Critique de « The Misfits » : du sang et du sable

« The Misfits », le 25e film de Renny Harlin, se déroule principalement au Moyen-Orient, mais ne vous attendez pas à ce que son ton et son tempérament diffèrent sensiblement de ses prédécesseurs. Insouciant comme toujours, Harlin fait simplement son propre truc, l’emplacement soit damné. C’est le blaireau du cinéma.

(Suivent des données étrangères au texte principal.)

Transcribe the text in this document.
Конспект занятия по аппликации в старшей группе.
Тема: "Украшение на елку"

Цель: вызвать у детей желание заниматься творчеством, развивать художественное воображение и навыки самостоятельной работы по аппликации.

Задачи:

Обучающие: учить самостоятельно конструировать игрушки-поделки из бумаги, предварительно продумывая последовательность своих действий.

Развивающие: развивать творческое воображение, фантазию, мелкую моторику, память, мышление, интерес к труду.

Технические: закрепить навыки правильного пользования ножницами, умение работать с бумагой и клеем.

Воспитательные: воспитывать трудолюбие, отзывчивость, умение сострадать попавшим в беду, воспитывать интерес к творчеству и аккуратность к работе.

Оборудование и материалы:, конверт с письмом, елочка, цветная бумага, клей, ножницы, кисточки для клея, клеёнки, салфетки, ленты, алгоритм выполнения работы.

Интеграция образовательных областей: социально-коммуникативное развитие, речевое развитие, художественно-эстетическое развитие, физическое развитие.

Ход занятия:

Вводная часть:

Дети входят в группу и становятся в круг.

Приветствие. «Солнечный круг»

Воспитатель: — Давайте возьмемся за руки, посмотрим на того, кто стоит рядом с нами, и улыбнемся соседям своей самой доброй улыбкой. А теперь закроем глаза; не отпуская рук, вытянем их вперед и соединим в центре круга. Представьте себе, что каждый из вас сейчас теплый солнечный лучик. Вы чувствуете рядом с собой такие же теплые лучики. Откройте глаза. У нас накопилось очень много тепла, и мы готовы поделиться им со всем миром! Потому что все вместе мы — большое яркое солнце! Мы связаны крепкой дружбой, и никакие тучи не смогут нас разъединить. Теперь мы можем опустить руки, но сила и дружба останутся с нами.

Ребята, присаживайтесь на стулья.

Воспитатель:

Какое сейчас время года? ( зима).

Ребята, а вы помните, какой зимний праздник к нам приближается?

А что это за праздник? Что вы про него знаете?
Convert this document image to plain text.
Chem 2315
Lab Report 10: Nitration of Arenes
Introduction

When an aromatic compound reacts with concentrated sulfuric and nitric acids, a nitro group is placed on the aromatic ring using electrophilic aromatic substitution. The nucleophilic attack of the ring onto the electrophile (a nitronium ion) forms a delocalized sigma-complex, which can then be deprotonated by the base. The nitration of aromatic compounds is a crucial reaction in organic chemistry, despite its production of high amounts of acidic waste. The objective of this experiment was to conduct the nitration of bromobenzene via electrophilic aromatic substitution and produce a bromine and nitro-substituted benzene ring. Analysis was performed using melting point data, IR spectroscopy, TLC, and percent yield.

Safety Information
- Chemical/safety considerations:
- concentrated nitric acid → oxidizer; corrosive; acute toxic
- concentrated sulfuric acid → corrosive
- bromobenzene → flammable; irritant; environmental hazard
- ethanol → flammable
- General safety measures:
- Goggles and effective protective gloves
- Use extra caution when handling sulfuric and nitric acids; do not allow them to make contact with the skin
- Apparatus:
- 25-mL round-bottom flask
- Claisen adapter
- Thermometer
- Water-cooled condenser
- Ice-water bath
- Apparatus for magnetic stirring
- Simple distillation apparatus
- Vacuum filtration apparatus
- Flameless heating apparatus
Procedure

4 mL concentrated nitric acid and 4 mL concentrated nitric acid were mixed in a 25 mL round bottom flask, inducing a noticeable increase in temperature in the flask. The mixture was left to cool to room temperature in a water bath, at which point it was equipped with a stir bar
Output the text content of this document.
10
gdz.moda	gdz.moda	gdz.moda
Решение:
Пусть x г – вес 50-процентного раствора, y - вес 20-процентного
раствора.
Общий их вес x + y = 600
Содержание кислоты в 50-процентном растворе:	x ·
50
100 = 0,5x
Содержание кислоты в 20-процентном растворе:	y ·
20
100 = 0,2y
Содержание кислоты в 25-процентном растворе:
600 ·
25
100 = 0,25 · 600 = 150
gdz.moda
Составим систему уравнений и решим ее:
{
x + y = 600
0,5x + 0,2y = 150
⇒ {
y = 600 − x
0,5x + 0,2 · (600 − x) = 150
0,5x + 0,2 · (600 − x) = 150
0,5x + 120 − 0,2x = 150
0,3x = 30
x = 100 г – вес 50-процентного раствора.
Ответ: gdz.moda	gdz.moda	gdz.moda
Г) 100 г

Son groupe titulaire de criminels à la Robin des Bois est au moins un groupe diversifié, comprenant un voleur de banque drôle (Nick Cannon), un expert en explosifs épris de feu (Mike Angelo), un artiste martial agile (Jamie Chung) et un escroc cool (Rami Jaber). Pour réaliser leur dernier casse – une cache de lingots d’or enfouis au fond d’une prison d’Abou Dhabi et destinée aux terroristes – les Misfits ont besoin des compétences fluides de Pace (Pierce Brosnan), un gentleman voleur et récent évadé de sécurité maximale.

Pace est loin d’être d’accord avec les plans vaguement altruistes de l’équipe pour le butin, mais lui et Schultz (Tim Roth), le propriétaire louche de la prison, ont une histoire non résolue. De plus, sa fille dont il est séparé (Hermione Corfield), encore une autre Misfit, traîne pour lui rappeler son devoir humanitaire envers les réfugiés et autres opprimés. Je n’ai pas inventé ça.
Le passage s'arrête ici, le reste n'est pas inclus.